At several points Rafi, not to mention Haspa, criticise Sani for what they see as irresponsibility while some of the other village men also accuse him of unmanliness for choosing to look after the children rather than fight with them to protect the village. His problem is that he’s too kind hearted but is entirely unable to order his priorities torn by the necessity of providing for his family and following through on the commitment he’s made to the neighbourhood boys. He often gives his hard won money away to those in need, angering his wife who cannot understand why he continues to help others rather protect his own family even giving away money he’d saved for their youngest daughter’s vaccinations and abruptly selling their goats without discussing it with her when she’d earmarked them as an emergency fund to pay the enrolment fees when the oldest daughter starts school. 

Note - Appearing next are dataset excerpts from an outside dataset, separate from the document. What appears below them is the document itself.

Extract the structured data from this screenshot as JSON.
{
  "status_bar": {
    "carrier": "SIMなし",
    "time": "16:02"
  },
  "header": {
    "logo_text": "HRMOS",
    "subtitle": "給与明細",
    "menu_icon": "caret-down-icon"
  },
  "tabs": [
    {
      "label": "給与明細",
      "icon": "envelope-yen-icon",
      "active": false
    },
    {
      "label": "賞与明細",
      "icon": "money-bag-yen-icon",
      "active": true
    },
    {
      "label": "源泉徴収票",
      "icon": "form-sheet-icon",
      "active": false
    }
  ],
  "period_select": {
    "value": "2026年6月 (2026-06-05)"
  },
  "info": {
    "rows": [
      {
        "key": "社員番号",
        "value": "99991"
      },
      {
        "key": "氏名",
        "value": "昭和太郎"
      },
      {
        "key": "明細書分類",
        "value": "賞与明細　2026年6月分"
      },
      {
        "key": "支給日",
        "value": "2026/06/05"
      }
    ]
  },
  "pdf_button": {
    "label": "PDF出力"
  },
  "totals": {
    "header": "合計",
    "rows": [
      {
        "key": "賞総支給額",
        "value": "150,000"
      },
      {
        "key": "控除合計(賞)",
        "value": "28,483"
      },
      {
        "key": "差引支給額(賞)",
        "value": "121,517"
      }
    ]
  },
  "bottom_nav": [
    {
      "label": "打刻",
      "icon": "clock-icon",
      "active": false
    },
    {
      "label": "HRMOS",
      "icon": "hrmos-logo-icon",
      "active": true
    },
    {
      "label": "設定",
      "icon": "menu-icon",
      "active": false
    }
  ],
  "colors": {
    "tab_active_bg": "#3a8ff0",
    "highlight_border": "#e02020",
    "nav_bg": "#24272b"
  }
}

Because of the ongoing violence, many of the boys are in single parent families and live in relative poverty often needed to help out with their parent’s businesses. To begin with many are fine with them playing football so long as it keeps them safe but as they begin to grow older attitudes harden, many believing that it’s a “pointless” waste of time and too much of a distraction when the children should either be earning money or studying. Sani becomes a kind of surrogate father teaching the boys diligence and responsibility even if struggling with the same in his personal life but obviously cannot overcome the social and economic difficulties of small town life all on his own. His original goal was only to keep the children safe and ensure they had happy childhood memories that weren’t about hate, violence, and fear, whereas Rafi is much more ambitious floating the idea of opening an official football school while eventually deciding to run for public office further adding to Sani’s sense of personal inadequacy. 

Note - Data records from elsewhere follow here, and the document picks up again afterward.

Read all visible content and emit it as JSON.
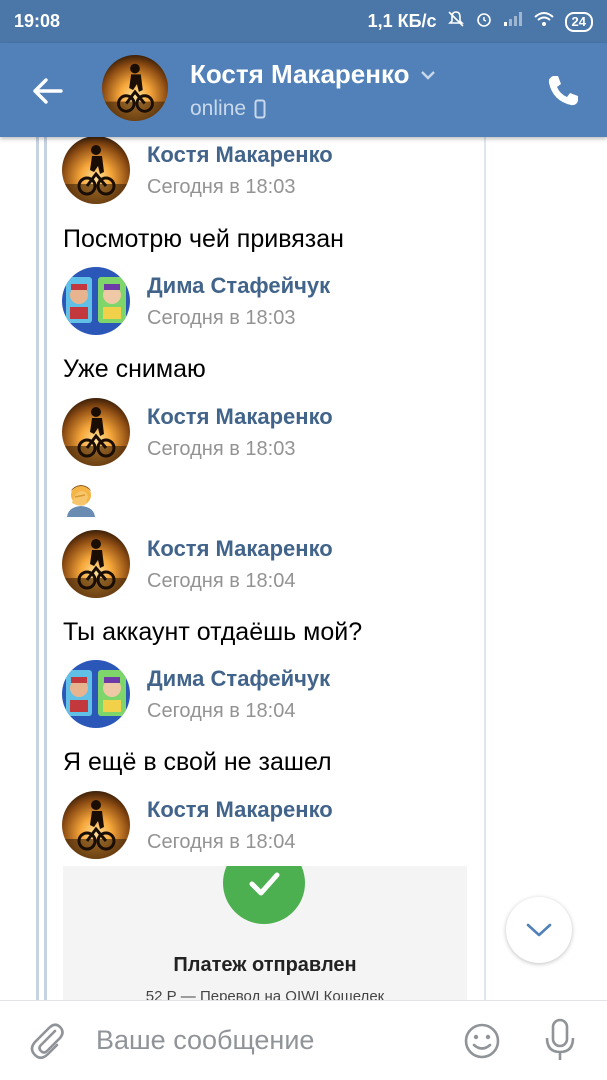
{
  "status_bar": {
    "time": "19:08",
    "speed": "1,1 КБ/с",
    "battery": "24",
    "icons": [
      "mute-icon",
      "alarm-icon",
      "signal-icon",
      "wifi-icon",
      "battery-icon"
    ]
  },
  "header": {
    "name": "Костя Макаренко",
    "status": "online",
    "icons": [
      "back-arrow-icon",
      "chevron-down-icon",
      "mobile-icon",
      "phone-icon"
    ]
  },
  "messages": [
    {
      "author": "Костя Макаренко",
      "time": "Сегодня в 18:03",
      "text": "Посмотрю чей привязан",
      "avatar": "kostya"
    },
    {
      "author": "Дима Стафейчук",
      "time": "Сегодня в 18:03",
      "text": "Уже снимаю",
      "avatar": "dima"
    },
    {
      "author": "Костя Макаренко",
      "time": "Сегодня в 18:03",
      "emoji": "facepalm-emoji",
      "avatar": "kostya"
    },
    {
      "author": "Костя Макаренко",
      "time": "Сегодня в 18:04",
      "text": "Ты аккаунт отдаёшь мой?",
      "avatar": "kostya"
    },
    {
      "author": "Дима Стафейчук",
      "time": "Сегодня в 18:04",
      "text": "Я ещё в свой не зашел",
      "avatar": "dima"
    },
    {
      "author": "Костя Макаренко",
      "time": "Сегодня в 18:04",
      "avatar": "kostya"
    }
  ],
  "payment": {
    "title": "Платеж отправлен",
    "description": "52 Р — Перевод на QIWI Кошелек"
  },
  "composer": {
    "placeholder": "Ваше сообщение",
    "icons": [
      "attach-icon",
      "smile-icon",
      "mic-icon"
    ]
  },
  "colors": {
    "header": "#5181b8",
    "status_bar": "#4a76a8",
    "author": "#42648b",
    "time": "#939393",
    "success": "#4cb050"
  }
}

“Nothing can destroy us as long as we have will to live a better life” Sani later tells the children, mistaken it seems in his belief that they would find it easier to overcome the differences between them when acting as head coach for a team representing the entirety of the local area. Many of the original team resent the introduction of “outsiders” from the nearby Christian town, but the difficulties turn out less to be about religion or community than trauma, the source of the problem being that the father of two of the Christian boys is a policeman whom another of the players blames for his own father’s death. While such tensions exist within the group the team continues to fail, losing not because of a lack of ability but because they cannot overcome the legacy of trauma to work together. The problem is only solved through a reassertion of their commonality as “Moluccans” rather than Muslim or Christian ironically forged in opposition to their current other which happens to be a team from Jakarta, the urban pitted against the rural. 

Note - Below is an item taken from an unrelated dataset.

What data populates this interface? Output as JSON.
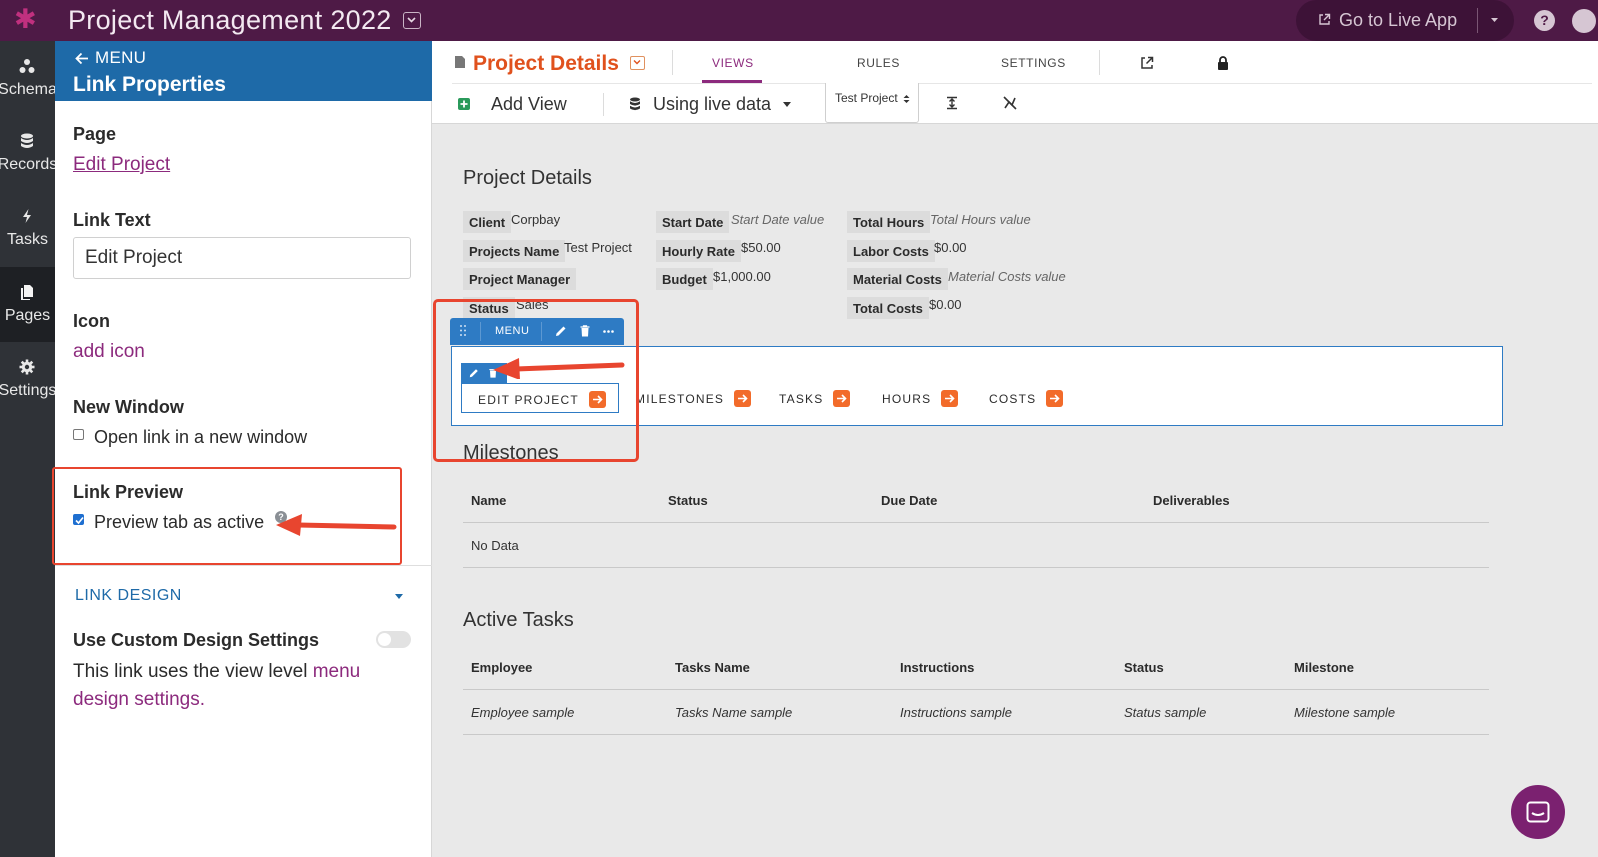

In any case, Angga Dwimas Sasongko’s inspirational drama eventually makes the case for mutual forgiveness as path toward putting the past to rest in order to move forward into a kinder and more prosperous era. The emotional closing scenes provide both a personal sense of acceptance in as Rafi begins to put his pride aside to support the local team while Muslims and Christians come together to listen to the nail-biting penalty shootout through their respective contacts in the auditorium after the TV broadcast cuts out before extra time. Demonstrating the power of sports to overcome cultural barriers, We Are Moluccans finally advocates for the right to dream as the youngsters begin to develop self-confidence and a sense of possibility while working together towards a clearly defined goal. 


We Are Moluccans streams in Poland until Nov. 29 as part of the 15th Five Flavours Film Festival.